Prisoner’s most notable sonic quality is its instrumentation – one used often in ‘80s rock-n-roll. Marching to the beat of stadium drums snapping at a nodding pace, Adams’ moody guitar and raspy voice command melodies that will sound familiar to any fan of soft rock.
Adams’ affinity for the era is well documented – if he thought that Swift’s 1989 was a soliloquy to his favorite time, he didn’t realize his err until after he had fully committed to the cover album.
His newest album is the first since his divorce from Mandy Moore, which began in early 2015 and was finalized this past summer. With songs titled, “Do You Still Love Me,” “To Be Without You” and “Broken Anyway,” Prisoner is as much break-up album as it can be. More specifically, is a first-month-of-a-break-up album and not a remember-that-terrible-break-up? album.
The first track, “Do You Still Love Me,” begins with a panning organ, submerging the listener in Ryan’s painful heartbreak. Suddenly, a swift down stroke on the guitar reminds the listener that with pain also comes anger.
But this anger and brooding heartbreak doesn’t overstay its welcome, as Adams transitions to a more reflective and wistful sound for the remainder of the album.
Lyrically though, his words speak to a very frank pain that, at times, is difficult to listen to – not because it speaks to some deep truth but because there are only so many ways to say that you miss your ex with out sounding corny.
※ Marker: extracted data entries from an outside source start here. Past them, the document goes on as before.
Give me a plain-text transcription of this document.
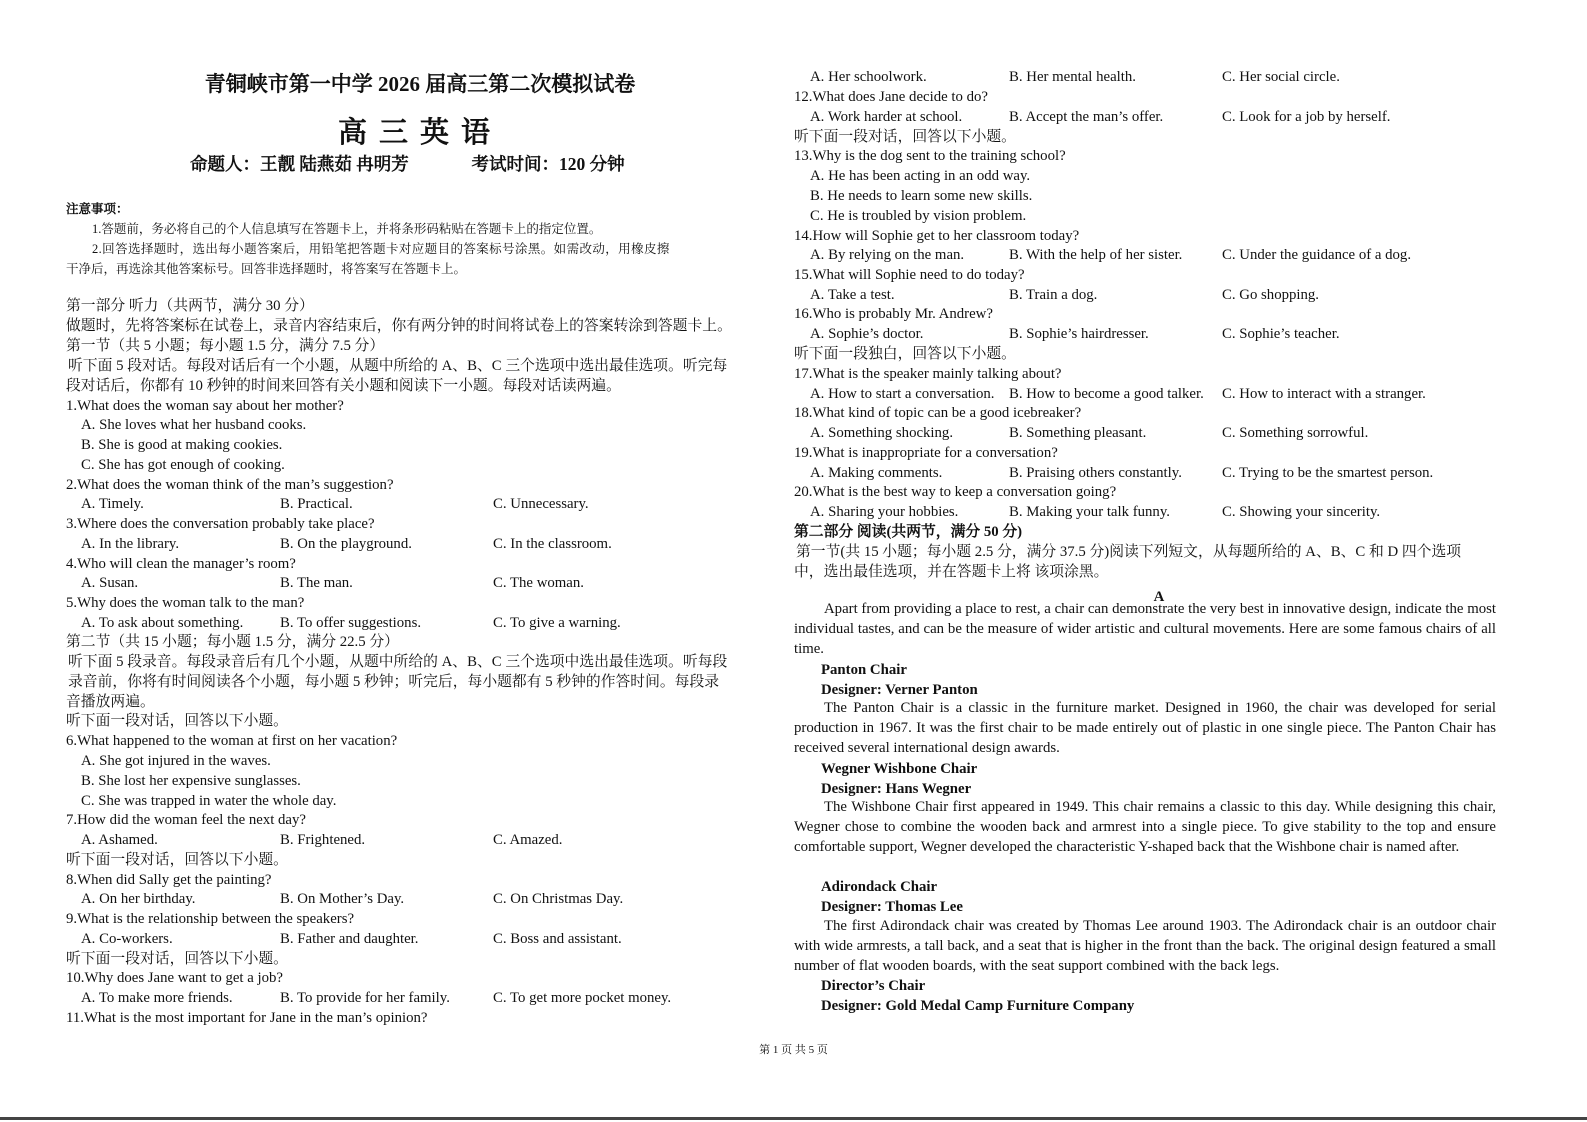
青铜峡市第一中学 2026 届高三第二次模拟试卷
高三英语
命题人：王靓 陆燕茹 冉明芳	考试时间：120 分钟
注意事项：
1.答题前，务必将自己的个人信息填写在答题卡上，并将条形码粘贴在答题卡上的指定位置。
2.回答选择题时，选出每小题答案后，用铅笔把答题卡对应题目的答案标号涂黑。如需改动，用橡皮擦
干净后，再选涂其他答案标号。回答非选择题时，将答案写在答题卡上。
第一部分 听力（共两节，满分 30 分）
做题时，先将答案标在试卷上，录音内容结束后，你有两分钟的时间将试卷上的答案转涂到答题卡上。
第一节（共 5 小题；每小题 1.5 分，满分 7.5 分）
听下面 5 段对话。每段对话后有一个小题，从题中所给的 A、B、C 三个选项中选出最佳选项。听完每
段对话后，你都有 10 秒钟的时间来回答有关小题和阅读下一小题。每段对话读两遍。
1.What does the woman say about her mother?
A. She loves what her husband cooks.
B. She is good at making cookies.
C. She has got enough of cooking.
2.What does the woman think of the man’s suggestion?
A. Timely.	B. Practical.	C. Unnecessary.
3.Where does the conversation probably take place?
A. In the library.	B. On the playground.	C. In the classroom.
4.Who will clean the manager’s room?
A. Susan.	B. The man.	C. The woman.
5.Why does the woman talk to the man?
A. To ask about something. B. To offer suggestions.	C. To give a warning.
第二节（共 15 小题；每小题 1.5 分，满分 22.5 分）
听下面 5 段录音。每段录音后有几个小题，从题中所给的 A、B、C 三个选项中选出最佳选项。听每段
录音前，你将有时间阅读各个小题，每小题 5 秒钟；听完后，每小题都有 5 秒钟的作答时间。每段录
音播放两遍。
听下面一段对话，回答以下小题。
6.What happened to the woman at first on her vacation?
A. She got injured in the waves.
B. She lost her expensive sunglasses.
C. She was trapped in water the whole day.
7.How did the woman feel the next day?
A. Ashamed.	B. Frightened.	C. Amazed.
听下面一段对话，回答以下小题。
8.When did Sally get the painting?
A. On her birthday.	B. On Mother’s Day.	C. On Christmas Day.
9.What is the relationship between the speakers?
A. Co-workers.	B. Father and daughter.	C. Boss and assistant.
听下面一段对话，回答以下小题。
10.Why does Jane want to get a job?
A. To make more friends.	B. To provide for her family.	C. To get more pocket money.
11.What is the most important for Jane in the man’s opinion?
A. Her schoolwork.	B. Her mental health.	C. Her social circle.
12.What does Jane decide to do?
A. Work harder at school.	B. Accept the man’s offer.	C. Look for a job by herself.
听下面一段对话，回答以下小题。
13.Why is the dog sent to the training school?
A. He has been acting in an odd way.
B. He needs to learn some new skills.
C. He is troubled by vision problem.
14.How will Sophie get to her classroom today?
A. By relying on the man.	B. With the help of her sister.	C. Under the guidance of a dog.
15.What will Sophie need to do today?
A. Take a test.	B. Train a dog.	C. Go shopping.
16.Who is probably Mr. Andrew?
A. Sophie’s doctor.	B. Sophie’s hairdresser.	C. Sophie’s teacher.
听下面一段独白，回答以下小题。
17.What is the speaker mainly talking about?
A. How to start a conversation. B. How to become a good talker. C. How to interact with a stranger.
18.What kind of topic can be a good icebreaker?
A. Something shocking.	B. Something pleasant.	C. Something sorrowful.
19.What is inappropriate for a conversation?
A. Making comments.	B. Praising others constantly.	C. Trying to be the smartest person.
20.What is the best way to keep a conversation going?
A. Sharing your hobbies.	B. Making your talk funny.	C. Showing your sincerity.
第二部分 阅读(共两节，满分 50 分)
第一节(共 15 小题；每小题 2.5 分，满分 37.5 分)阅读下列短文，从每题所给的 A、B、C 和 D 四个选项
中，选出最佳选项，并在答题卡上将 该项涂黑。
A
Apart from providing a place to rest, a chair can demonstrate the very best in innovative design, indicate the most individual tastes, and can be the measure of wider artistic and cultural movements. Here are some famous chairs of all time.
Panton Chair
Designer: Verner Panton
The Panton Chair is a classic in the furniture market. Designed in 1960, the chair was developed for serial production in 1967. It was the first chair to be made entirely out of plastic in one single piece. The Panton Chair has received several international design awards.
Wegner Wishbone Chair
Designer: Hans Wegner
The Wishbone Chair first appeared in 1949. This chair remains a classic to this day. While designing this chair, Wegner chose to combine the wooden back and armrest into a single piece. To give stability to the top and ensure comfortable support, Wegner developed the characteristic Y-shaped back that the Wishbone chair is named after.
Adirondack Chair
Designer: Thomas Lee
The first Adirondack chair was created by Thomas Lee around 1903. The Adirondack chair is an outdoor chair with wide armrests, a tall back, and a seat that is higher in the front than the back. The original design featured a small number of flat wooden boards, with the seat support combined with the back legs.
Director’s Chair
Designer: Gold Medal Camp Furniture Company
第 1 页 共 5 页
“I am a prisoner for your love,” Adams sings on the album’s title track. While this lyric on its own is already a cliché, in the canon of the album it becomes even more tired and overused.
Even on one of Prisoner’s strongest tracks, “To Be Without You,” Adams sings, “Every night is lonesome and is longer than before, nothing really matters anymore.” Adams conjures the image of a lonely bedroom on several songs on Prisoner and this repetition is the only dark spot on an otherwise interesting album.
To keep things even more sonically interesting, Adams utilizes non-traditional song structures on several songs on Prisoner. With some songs entirely absent of a chorus – Adams instead opts for a brief musical phrase to serve as home base – the album maintains a fresh and unpredictable sound through out.
Despite the dreary cycle of breakup motifs, Prisoner’s careful production, catchy melodies and fresh sound make for a good listen. Surely the lyrics may serve a different and more meaningful purpose if the listener is in the throes of a breakup, but this listener, like many others, is not.